Printing – the process of generating exact physics copies from a given digital template, has been around for ages. One of the primary driving forces behind the European Revolution was the introduction of the mechanical type movable printing technology. Owing to Johannes Gutenberg’s pioneering invention of the printing press, printing technology changed the course of human civilisation and opened up a multitude of new opportunities.
With time, the science of printing matured and finally reached the form it exists in today. If we directly jump into the 20th century, we see that in a period of ten years, the printing technology took a giant leap. Printing technology has intertwined nanotechnology, chemistry, physics, and perception and achieved results that are currently the subject of intense research.
As reported by various news reports and articles, since the dawn of 3D printing, it never fallen off the sky when it comes to usage and utility. Surgical equipments, Scramjet Engines – many such sophisticated instruments got some 3D printing assistance before they went into production. Using CAD design and simulation, it possesses a magical power to turn a computer model into a physical object. 3D printers use methods similar to inkjet printers and create objects by stacking the layers of the used material and finally providing ultra-thin structures.
However, the application of 3D printing was restricted to plastic or alloy made objects until recently when a wide range of input fluids have been used to reproduce physical objects. Different “inks” made it possible to create diverse objects ranging from living cells to semiconductors. Universities such as Harvard, Princeton, Cambridge, Minnesota and UCLA have jointly rejuvenated and manipulated the 3D printing in such a way so that complex micro scale devices could be designed having size smaller than the width of human hair. The additive fabrication method, a much used method for 3D printing has disadvantages like large nozzle apertures which were not suitable for being used to scale down the output structures to the micro scale. To achieve an improved and enhanced technology, scientists sketched different methods and instruments such as the optical transient liquid modelling technique in order to develop micro scale structures that can meet the present demands.

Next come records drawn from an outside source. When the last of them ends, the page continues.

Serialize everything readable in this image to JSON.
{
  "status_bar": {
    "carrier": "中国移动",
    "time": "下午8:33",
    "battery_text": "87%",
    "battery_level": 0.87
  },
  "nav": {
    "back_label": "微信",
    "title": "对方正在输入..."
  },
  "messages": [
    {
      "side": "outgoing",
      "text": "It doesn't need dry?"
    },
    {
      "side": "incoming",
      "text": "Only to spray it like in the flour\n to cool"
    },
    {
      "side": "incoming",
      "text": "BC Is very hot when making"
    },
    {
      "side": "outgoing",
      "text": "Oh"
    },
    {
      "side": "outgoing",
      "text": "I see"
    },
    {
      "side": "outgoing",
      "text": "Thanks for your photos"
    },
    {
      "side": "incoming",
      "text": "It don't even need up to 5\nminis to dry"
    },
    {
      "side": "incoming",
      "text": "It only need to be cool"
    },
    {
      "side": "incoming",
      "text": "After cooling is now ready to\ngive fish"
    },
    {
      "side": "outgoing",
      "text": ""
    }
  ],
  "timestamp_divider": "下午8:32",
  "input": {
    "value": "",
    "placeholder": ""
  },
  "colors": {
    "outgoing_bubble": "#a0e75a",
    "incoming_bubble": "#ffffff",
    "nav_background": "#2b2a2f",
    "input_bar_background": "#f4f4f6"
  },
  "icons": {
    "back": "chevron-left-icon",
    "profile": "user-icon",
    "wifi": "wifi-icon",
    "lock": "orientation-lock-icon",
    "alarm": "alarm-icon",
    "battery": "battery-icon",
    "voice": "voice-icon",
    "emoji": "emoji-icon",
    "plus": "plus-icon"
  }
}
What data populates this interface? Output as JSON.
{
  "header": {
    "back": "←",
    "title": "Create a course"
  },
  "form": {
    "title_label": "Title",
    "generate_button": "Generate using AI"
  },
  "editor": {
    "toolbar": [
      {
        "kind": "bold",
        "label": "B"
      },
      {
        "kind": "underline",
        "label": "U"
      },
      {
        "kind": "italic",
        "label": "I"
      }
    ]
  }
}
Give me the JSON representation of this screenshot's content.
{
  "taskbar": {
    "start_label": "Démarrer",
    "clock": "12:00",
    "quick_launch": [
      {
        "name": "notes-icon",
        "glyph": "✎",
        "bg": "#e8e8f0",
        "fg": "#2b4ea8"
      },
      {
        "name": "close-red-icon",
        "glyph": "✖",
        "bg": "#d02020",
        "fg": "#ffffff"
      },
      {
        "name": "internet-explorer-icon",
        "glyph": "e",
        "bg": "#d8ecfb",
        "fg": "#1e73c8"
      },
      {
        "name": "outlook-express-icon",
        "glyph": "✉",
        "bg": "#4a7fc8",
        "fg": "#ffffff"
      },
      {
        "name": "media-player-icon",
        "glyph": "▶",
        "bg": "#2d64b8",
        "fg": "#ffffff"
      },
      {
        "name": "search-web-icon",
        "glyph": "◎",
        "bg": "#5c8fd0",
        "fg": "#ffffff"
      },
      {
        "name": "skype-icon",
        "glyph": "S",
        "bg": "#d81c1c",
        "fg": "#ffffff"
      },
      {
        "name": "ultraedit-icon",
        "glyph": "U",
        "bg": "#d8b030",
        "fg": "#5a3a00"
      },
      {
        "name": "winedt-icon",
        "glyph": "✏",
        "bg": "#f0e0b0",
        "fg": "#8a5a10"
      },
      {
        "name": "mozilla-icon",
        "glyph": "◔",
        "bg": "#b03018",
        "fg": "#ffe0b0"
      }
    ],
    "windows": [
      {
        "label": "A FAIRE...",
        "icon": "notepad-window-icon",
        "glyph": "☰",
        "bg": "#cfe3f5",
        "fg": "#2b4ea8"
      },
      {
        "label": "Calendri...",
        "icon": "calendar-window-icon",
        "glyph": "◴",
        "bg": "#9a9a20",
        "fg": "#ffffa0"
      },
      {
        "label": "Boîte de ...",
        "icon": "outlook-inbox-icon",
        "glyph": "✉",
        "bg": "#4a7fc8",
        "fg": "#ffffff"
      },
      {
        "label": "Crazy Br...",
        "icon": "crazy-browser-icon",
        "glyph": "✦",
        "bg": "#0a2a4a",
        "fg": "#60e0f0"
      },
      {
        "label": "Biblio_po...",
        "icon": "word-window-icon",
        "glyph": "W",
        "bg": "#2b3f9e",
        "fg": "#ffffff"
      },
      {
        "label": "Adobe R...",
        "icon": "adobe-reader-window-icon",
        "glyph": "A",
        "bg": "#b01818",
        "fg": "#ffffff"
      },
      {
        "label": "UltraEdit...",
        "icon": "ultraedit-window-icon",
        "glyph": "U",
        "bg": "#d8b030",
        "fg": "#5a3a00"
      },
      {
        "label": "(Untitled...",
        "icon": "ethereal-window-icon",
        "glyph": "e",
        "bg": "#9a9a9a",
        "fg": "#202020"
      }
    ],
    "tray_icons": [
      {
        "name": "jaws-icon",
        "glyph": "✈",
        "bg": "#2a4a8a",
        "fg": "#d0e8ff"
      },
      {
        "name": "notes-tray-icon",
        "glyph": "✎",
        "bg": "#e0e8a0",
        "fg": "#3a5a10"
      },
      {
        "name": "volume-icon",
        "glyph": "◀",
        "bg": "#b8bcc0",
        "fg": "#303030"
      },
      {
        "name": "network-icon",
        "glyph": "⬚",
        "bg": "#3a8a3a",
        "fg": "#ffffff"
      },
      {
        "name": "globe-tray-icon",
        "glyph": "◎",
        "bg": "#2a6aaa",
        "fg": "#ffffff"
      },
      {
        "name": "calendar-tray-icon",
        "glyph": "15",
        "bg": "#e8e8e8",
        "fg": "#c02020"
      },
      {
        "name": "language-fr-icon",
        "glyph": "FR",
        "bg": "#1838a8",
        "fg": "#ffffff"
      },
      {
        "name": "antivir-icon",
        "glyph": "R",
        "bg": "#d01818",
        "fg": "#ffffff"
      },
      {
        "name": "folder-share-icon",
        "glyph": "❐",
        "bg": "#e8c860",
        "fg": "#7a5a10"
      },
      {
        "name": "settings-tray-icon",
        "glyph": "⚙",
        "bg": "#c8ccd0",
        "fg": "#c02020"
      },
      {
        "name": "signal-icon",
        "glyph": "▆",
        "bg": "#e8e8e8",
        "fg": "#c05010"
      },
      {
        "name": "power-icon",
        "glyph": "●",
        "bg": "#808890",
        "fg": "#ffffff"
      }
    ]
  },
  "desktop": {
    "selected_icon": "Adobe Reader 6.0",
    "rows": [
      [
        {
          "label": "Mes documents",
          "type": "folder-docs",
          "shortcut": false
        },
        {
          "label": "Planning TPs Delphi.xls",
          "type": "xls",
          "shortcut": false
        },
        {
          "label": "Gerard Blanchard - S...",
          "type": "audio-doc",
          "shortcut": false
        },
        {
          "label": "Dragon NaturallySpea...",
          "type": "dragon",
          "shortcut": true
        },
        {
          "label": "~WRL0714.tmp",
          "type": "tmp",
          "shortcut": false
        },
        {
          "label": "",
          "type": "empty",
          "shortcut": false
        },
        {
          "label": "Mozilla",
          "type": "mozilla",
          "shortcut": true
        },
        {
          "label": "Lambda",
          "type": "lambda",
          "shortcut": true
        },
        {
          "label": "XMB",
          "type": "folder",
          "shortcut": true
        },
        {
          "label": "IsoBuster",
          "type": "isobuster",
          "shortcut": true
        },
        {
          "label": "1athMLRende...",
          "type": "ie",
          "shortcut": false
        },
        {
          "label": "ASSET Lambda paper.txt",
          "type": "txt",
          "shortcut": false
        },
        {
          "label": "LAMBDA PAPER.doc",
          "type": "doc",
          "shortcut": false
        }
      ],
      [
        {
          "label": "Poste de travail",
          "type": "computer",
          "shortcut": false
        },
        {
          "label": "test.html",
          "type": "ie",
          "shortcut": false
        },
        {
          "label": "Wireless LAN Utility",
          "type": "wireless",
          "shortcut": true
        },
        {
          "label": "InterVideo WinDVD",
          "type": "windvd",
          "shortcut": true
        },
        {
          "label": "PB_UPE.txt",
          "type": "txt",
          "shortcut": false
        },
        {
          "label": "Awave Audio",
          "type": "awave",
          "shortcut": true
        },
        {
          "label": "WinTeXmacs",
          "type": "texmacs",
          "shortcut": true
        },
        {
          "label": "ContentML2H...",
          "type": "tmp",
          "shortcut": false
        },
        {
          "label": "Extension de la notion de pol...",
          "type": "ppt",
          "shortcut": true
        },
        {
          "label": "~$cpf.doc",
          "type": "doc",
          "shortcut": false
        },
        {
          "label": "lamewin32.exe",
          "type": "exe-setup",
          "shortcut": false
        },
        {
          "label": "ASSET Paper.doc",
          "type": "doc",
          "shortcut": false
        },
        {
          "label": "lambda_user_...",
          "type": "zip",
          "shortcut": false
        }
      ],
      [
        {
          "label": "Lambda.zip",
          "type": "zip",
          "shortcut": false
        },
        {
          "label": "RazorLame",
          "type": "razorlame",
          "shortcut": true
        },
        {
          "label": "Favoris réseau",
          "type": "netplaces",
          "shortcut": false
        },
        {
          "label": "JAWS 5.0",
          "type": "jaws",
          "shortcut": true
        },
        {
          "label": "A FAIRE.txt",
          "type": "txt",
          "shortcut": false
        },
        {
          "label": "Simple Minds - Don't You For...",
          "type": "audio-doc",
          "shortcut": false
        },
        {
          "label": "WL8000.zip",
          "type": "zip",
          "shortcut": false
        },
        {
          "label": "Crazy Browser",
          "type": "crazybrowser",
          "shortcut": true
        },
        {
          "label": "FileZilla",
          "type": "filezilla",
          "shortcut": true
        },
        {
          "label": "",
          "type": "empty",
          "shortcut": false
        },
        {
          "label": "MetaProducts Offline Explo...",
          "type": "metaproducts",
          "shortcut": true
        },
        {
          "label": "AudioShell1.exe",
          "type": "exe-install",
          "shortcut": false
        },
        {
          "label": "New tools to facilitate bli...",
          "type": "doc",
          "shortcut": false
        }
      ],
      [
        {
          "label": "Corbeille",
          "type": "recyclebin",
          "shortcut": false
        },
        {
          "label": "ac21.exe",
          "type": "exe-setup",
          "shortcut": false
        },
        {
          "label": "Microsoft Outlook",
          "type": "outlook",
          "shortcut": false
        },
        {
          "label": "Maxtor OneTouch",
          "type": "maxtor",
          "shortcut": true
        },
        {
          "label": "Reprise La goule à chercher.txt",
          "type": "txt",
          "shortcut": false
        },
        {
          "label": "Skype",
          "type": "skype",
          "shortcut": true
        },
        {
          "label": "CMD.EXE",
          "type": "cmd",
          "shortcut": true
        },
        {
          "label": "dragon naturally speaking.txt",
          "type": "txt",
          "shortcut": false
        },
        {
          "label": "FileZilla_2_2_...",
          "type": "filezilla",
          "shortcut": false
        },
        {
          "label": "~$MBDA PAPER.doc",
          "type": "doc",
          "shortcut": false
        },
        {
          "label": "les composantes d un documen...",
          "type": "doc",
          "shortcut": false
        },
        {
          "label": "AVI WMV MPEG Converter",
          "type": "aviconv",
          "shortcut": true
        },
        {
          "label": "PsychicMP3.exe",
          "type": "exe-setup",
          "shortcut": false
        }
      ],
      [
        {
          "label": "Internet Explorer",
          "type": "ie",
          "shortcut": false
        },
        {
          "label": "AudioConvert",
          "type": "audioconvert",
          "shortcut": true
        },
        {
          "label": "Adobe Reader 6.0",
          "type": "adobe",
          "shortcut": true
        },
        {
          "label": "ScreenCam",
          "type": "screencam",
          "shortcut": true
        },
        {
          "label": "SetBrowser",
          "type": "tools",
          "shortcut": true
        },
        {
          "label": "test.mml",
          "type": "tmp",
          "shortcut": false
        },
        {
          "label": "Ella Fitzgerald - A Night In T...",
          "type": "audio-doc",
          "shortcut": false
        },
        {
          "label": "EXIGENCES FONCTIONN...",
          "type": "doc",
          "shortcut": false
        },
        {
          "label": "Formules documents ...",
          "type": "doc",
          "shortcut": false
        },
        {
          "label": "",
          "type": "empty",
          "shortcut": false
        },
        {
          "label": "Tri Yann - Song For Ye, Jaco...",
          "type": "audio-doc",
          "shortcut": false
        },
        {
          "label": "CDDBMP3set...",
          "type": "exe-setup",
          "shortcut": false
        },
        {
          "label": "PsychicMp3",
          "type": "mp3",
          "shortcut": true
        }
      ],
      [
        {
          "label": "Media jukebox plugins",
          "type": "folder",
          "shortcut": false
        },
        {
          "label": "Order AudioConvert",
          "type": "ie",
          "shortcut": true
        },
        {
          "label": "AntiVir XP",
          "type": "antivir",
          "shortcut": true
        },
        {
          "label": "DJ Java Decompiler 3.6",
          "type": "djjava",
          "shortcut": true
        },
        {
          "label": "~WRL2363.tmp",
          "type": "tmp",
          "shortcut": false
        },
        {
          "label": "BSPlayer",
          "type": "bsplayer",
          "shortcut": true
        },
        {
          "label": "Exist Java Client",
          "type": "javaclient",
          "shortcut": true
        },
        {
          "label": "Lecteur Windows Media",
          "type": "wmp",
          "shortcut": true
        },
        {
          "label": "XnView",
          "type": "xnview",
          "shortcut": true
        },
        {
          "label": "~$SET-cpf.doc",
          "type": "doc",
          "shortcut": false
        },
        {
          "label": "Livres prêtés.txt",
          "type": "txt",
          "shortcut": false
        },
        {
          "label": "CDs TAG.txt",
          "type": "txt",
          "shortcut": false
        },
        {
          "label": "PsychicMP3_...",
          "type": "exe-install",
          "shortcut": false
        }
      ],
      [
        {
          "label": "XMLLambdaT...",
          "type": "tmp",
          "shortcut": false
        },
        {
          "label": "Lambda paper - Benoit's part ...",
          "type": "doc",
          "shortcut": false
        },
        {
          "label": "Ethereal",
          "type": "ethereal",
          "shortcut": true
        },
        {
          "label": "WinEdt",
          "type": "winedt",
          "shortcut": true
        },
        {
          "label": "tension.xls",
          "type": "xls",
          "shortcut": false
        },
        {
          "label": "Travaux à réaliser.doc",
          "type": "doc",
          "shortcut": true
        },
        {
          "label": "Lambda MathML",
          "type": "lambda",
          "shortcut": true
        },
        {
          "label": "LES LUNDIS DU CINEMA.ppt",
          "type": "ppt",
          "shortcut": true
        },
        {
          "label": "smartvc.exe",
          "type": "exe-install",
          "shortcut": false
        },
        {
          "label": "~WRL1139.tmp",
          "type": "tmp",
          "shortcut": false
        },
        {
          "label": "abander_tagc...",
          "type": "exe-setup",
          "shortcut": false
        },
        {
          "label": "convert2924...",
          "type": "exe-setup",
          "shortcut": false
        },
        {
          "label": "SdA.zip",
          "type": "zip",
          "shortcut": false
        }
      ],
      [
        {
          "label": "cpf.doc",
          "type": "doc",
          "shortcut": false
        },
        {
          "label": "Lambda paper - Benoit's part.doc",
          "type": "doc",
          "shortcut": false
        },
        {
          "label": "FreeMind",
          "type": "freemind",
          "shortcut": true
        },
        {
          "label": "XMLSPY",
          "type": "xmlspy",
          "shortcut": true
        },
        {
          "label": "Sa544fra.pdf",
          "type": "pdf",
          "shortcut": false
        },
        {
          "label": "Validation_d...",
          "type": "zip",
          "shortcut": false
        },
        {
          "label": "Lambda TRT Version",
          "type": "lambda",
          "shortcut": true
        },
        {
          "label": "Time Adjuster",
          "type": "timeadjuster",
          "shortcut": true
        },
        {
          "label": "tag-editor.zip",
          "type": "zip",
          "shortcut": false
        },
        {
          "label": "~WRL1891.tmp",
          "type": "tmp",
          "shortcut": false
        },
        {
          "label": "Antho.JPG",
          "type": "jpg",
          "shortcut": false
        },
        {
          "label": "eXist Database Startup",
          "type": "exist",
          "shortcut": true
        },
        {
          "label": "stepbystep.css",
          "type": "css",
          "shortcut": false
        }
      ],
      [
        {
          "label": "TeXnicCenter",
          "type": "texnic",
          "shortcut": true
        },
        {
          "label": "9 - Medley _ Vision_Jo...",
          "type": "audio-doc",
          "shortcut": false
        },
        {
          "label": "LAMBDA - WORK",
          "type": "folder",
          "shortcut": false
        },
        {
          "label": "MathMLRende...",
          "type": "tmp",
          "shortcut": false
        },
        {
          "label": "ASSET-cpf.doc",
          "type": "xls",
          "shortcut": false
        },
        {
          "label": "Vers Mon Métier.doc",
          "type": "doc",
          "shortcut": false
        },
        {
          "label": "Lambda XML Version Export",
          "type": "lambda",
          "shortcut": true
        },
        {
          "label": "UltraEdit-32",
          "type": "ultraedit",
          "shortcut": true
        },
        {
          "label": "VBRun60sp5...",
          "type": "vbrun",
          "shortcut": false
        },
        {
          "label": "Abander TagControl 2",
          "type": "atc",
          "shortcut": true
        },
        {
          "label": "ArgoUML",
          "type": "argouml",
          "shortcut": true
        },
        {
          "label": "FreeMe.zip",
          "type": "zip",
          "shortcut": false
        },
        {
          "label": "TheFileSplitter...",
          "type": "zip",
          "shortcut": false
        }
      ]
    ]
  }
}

Biologists, chemists and material scientists relied on that input material and its different characteristics including electrical conductivity and optical properties. They have exploited the multivariate characteristics of different materials which can potentially be used as the fluid in micro scale printing. Jennifer Lewis, a materials scientist at Harvard University, is devoting her time on the chemical and mechanical aspects in order to realize the goal. It has been reported that her primary goal was to give sensory freedom to the micro scaled 3D printed objects. Other useful insights were given by Princeton university scientists who had developed a bionic ear, blending electronics and biology together that can functionally “hear” radio frequencies far beyond the human audible range. Another group of researchers from the University of Cambridge printed retinal cells to implant in the eye tissue.
Professor Lewis’ work had a long lasting impression on printing technology due to the variety and significance of the work which was taking place in her “Lewis Lab” of the Wyss institute in Harvard. Even leaving aside the technical jargon doesn’t diminish the aura of such interesting and colorful patterns developed in her work station through the years. Her broad range of interests resulted in prototyping lithium-ion batteries, printed sensors fabricated on plastic patches to check human health condition the and the interwoven structures of blood vessels. To make such technology a reality, her team mimicked the constituents of living cells, potentially developing 3D printed organs that could help solve current organ implantation problems.
The Lewis lab is equipped with a 3-D printer embedded with a microscope that can precisely print structures with features as small as one micrometer. A larger 3-D printer, using printing nozzles with multiple outlets to print multiple inks simultaneously can fabricate a meter-sized sample with a desired microstructure in minutes. Lewis could produce large variations in her research product as her team believed in developing different kinds of “inks”.
Recently, on January 25th, 2016 the Harvard research blog reported that the Lewis lab had once again made history and opened up another new segment for researchers to take part in. Inspired by a plant’s nastic movements to external stimuli, scientists developed a flower like 4D-printed hydrogel composite structure that changes shape when immersed in water. Jennifer’s much awaited dream to develop transformable architectures has now become a reality. Plants, especially water-based planktons are sensitive to external factors, such as water, air and touch. Nature has gifted us with flowers and plants that show dynamic active response when it comes in contact with any foreign substances. Despite initial hardships, the team could move on to the 4th dimension while dealing with 3D objects. The hydrogel ink contains cellulose fibrils that are derived from wood and resemble the microstructures that enable shape changes in plants. With this smart move, the world would get a chance to experience 4D objects, thereby replacing the old technology with a better and more efficient one.
The truly striking feature of the new 4D technology is that it enables the formation of any arbitrary shape using any suitable material possessing different desirable characteristics. According to Wyss Institute director, Donald Ingber, the technology can be used to print dynamic micro scale structures and have huge applications in both medical and industrial realms capable of revolutionizing the printing technology. The research was funded by the Army Research Office and the National Science Foundation’s Materials Research Science and Engineering Center.